Metro Exodus isn’t your standard first-person shooter.
Run in all guns blazing and the third entry in the acclaimed Metro series will chew you up and spit you out.
No, Exodus is a ‘thinking person’s’ FPS, which blends RPG elements and sandbox style level design (think Crysis) with the tight shooting mechanics of the previous, more linear games.
The result? A unique and hugely rewarding playground of destruction – with just enough freedom to draw you into the world.
So, what’s it about?
Set in 2036, the story takes place in Moscow – two years after the events of Metro: Last Light (well worth a play if you’re new to the series).
The world was ravaged by nuclear war 23 years ago, causing whatever life that remained to morph into terrifying creatures.
Families escaped the radiation by fleeing to the metro system – where they built communities.
But it wasn’t long before rival factions formed – looking to capitalise on the chaos and bring about a new world order.
In Exodus, you once again play Artyom, who’s part of a team called the Spartan Rangers.
At the start of the game, you – along with a small squad of brave wariors, are forced to flee Moscow on a train called the Aurora in search of a new life.
Now here’s where it gets interesting
The story takes place over the course of one year – as you continue your travels across Russia.
For the first time in the series, there are different seasons – starting with a harsh nuclear winter.
At a recent hands-on event, we got to play through winter, summer and autumn – which all felt incredibly different.
During one of the winter levels, the Aurora became stuck near a bridge on a huge lake.
We were then sent to explore the nearby area, which quickly turned into a hunt for an engineer who could fix our train.
Sounds easy enough, but add hordes of deranged mutants and the scariest lobsters you’ve ever seen, and you’ve got an incredibly tense affair.
Then it was on to summer, which was more than a bit reminiscent of Mad Max.
Scorching heat and sandstorms help add a new dimension to the gameplay – with the latter providing cover should you want to evade mutants or violent scavengers.
This was also the first time we got to experience a vehicle – a rusty old van. It proved a welcome addition, given the size of the sandbox.
It’s not dauntingly big, but large enough to encourage exploration. Venturing off the beaten track will reward you with powerful weapons – not to mention the odd Easter Egg.
Autumn felt slightly more linear than the other two seasons (we didn’t get to play spring), which is no bad thing.
Here, you’ll dart in and out of dilapidated houses, searching for supplies in an experience that’s perhaps the most ‘Metro’ of the lot.
It also introduced us to the trusty crossbow, which was perfect to take down enemies silently – especially important given that you lose all of your gear at the start of the level.
No matter what season you play through, one thing you cannot do is run in.
You’re encouraged to think and search for alternative routes – after all, developers AAA Games admitted they were heavily influenced by Half Life 2, and it really shows.
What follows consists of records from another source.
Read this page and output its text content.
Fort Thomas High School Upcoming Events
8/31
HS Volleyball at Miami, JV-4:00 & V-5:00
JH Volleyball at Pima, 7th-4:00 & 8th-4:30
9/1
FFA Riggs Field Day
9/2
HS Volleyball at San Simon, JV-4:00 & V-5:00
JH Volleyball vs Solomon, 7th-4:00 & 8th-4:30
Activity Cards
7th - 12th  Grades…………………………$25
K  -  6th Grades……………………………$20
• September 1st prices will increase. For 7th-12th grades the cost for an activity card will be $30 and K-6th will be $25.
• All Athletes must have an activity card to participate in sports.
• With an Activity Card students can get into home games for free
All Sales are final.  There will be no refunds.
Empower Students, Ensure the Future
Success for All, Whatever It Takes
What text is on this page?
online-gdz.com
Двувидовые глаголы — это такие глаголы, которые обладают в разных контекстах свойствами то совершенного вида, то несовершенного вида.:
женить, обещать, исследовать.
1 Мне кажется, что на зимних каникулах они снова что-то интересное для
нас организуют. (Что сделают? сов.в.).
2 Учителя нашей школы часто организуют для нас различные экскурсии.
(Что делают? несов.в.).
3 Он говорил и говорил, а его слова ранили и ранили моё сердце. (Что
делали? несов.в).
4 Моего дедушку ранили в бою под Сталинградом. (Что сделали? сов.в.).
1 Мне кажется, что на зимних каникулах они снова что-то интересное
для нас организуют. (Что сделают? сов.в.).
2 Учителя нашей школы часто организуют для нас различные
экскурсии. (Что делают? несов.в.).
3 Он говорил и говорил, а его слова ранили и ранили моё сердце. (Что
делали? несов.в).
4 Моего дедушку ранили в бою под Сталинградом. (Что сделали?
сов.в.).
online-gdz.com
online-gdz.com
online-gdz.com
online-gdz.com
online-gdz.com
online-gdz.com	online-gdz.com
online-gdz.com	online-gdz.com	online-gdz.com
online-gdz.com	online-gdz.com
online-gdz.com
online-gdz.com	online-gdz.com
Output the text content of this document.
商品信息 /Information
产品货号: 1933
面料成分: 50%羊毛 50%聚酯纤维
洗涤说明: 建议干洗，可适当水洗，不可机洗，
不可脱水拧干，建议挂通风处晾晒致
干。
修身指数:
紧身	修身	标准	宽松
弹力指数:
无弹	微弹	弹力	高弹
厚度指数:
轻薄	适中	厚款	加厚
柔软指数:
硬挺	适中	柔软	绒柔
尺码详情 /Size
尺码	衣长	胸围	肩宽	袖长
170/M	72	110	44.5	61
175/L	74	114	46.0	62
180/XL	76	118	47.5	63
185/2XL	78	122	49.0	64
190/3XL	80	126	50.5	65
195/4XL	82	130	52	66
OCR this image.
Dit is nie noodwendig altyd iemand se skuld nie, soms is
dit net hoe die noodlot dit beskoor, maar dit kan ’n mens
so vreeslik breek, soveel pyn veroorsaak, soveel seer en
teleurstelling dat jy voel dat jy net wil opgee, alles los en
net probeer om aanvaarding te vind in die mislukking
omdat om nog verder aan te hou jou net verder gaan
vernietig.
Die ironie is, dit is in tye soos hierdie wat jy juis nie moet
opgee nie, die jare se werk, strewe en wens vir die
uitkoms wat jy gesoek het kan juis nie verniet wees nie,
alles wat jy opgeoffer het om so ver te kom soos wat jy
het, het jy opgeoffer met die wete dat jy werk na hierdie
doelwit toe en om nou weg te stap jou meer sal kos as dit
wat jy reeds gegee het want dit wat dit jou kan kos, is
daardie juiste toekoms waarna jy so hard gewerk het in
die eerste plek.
Ammo is in short supply making each firefight especially tense. Expend too much and you’ll be in deep trouble should you run into another group of guards or monsters.
You’ll constantly need to manage your inventory (don’t worry, it’s easy to use), creating bullets and upgrading gear.
If looks could kill
Obviously, none of this would matter if the game didn’t look the part – and thankfully, as per the two titles, developers AAA have pushed the visuals to the next level.
If you’re lucky enough to own a Nvidia GTX2080 graphics card, then you’re in for a treat.
Exodus supports Real Time Ray Tracing (which will think will soon become standard across most big titles) – making for truly breathtaking presentation.
Even with RTX ‘off’, Exodus was still one of the best-looking games we’ve seen. Ever.
The sheer level of detail is astounding – from pin-sharp textures to sprawling vistas stretching as far as the eye can see.
If you can spare the graphics memory, be sure to switch on Advance PhysX – which allows for more realistic gunshot reactions on objects, not to mention jazzed-up muzzle flashes.
Console owners don’t fret – Exodus looks amazing on here too.
We had a quick look at the game running on an Xbox One X and even though it seemed to be running at 30FPS (PCs were hitting 60), it still looked wonderful in native 4K.
We can’t wait.
Metro Exodus arrives on February 15 for Xbox One, PS4 and PC.
*Sorry Nintendo Switch owners but this would probably melt your console.
**The first two Metro games are available on Xbox Games Pass – so be sure to check them out.